Hi
@azreenariff,
Thank you for your last reply and uploading the screen shots. I've discussed your system internally here with the support team. What's happening here is that the sever is lagging due to the large number of hosts and services. Generally at 10K total combined host/service checks we recommend that you setup a RAMDisk (you've already done this). At around 20K, we recommend you start looking at adding an additional XI server because they can only process so much. Now this may come sooner or later than 20K depending on what type of checks you are running, how much resources they use, your hardware speed, and what you're doing to mitigate the impact.
Recommendations:
1.
Execution Time Plugin. You should run this check profiler script and see what long running checks you have and determine what some of your long running checks are, they consume resources the whole time they are running so reducing those helps a lot:
https://exchange.nagios.org/directory/P ... me/details
2.
Mod-Gearman. The next step would be for you to look at offloading the checks using mod gearman to reduce the impact on the XI server (you've already done this as well), this would be my recommendation at what you can do to add more services and alleviate the system issues. There's just so much going with around 20K checks that you will need to do what you can to mitigate the impact such as using mod gearman, please see here for more information:
https://assets.nagios.com/downloads/nag ... ios_XI.pdf
https://support.nagios.com/kb/article.php?id=484
NOTE: Make sure that you follow the "Remote Worker Considerations" and the "Host groups and Service groups" sections from the second link above and then follow the "Disable Worker" section from the first link once you've setup your exclude groups.

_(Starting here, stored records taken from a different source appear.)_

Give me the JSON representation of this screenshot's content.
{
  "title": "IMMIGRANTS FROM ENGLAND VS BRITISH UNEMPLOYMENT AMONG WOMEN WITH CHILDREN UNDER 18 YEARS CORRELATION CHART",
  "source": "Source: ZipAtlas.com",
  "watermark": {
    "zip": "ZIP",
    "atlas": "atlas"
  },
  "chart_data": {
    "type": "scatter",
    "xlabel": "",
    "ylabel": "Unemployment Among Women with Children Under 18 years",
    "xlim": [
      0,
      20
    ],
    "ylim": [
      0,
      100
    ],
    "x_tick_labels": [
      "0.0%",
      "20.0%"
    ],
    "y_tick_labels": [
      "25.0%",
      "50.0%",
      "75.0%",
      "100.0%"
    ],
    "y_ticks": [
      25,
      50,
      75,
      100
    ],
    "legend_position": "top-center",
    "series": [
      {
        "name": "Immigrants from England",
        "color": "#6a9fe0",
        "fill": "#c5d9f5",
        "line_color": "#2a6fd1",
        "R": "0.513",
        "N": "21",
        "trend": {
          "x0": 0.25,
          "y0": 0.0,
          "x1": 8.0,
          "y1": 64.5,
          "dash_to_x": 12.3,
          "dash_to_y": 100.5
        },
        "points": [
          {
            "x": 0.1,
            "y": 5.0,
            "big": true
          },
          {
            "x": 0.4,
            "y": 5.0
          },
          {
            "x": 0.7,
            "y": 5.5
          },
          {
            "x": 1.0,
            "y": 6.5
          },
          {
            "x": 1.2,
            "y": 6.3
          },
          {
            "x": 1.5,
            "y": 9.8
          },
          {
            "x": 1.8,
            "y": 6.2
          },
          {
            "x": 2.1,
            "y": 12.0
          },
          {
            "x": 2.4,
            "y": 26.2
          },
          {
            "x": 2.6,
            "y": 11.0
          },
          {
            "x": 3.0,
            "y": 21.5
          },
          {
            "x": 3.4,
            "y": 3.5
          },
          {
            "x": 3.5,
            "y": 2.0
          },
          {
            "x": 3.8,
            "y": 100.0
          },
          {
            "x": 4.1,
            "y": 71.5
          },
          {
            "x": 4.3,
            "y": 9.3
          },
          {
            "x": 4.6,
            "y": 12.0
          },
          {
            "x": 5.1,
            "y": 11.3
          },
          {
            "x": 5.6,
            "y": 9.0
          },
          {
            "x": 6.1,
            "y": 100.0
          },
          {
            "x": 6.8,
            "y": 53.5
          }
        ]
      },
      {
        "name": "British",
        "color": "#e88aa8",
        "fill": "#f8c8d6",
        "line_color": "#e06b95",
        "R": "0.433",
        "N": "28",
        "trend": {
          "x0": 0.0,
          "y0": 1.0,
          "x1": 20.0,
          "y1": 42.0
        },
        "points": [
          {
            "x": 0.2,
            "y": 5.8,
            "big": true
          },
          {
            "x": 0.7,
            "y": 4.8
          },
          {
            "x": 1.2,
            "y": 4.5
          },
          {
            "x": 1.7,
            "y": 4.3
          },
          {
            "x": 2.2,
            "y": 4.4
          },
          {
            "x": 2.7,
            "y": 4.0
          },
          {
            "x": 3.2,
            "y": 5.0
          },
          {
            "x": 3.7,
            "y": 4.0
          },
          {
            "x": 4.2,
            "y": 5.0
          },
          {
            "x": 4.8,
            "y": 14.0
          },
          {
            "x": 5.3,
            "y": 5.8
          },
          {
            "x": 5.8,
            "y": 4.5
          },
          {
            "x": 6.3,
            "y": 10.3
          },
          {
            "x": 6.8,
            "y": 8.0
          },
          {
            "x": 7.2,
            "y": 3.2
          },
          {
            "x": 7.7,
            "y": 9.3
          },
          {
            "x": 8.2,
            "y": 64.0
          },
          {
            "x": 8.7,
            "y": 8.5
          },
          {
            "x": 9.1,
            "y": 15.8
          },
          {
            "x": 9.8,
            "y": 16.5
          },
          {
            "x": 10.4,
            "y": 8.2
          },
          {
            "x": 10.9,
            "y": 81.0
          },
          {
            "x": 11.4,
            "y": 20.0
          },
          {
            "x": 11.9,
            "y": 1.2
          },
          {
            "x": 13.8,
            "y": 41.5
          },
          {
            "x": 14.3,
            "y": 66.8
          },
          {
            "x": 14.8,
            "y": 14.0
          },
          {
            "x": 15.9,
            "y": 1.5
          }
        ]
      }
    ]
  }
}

Please read through this doc as well, with the number of checks you are running I would leave the DB local though at this point in time because of the large amount of total checks you have, it requires a lot of throughput to the DB (recommended enabling jumbo_frames):
https://assets.nagios.com/downloads/nag ... ios-XI.pdf
3.
Adjust Database Settings. Go to Admin > Performance Settings > Databases and adjust your retention settings to the smallest values you can, you're trying to cram way more into a single system than we recommend so you'll need to make some sacrifices somewhere to mitigate that.
4.
Truncate Tables. Your nagios_logentries is huge, want a perfomance boost? Truncate your large tables:
- This will likely speed up KMQ processing so try this first
| nagios_logentries | 10757.31 |
| nagios_notifications | 6351.91 |
Follow this guide here:
- Specifically, follow this section "In certain instances, it may be necessary to truncate (empty) one or more tables" on page 5 of the PDF
https://assets.nagios.com/downloads/nag ... tabase.pdf
4.
Move your DB back to local. This SHOULD fix the kernel message queue processing quick enough (that's the lag you are seeing)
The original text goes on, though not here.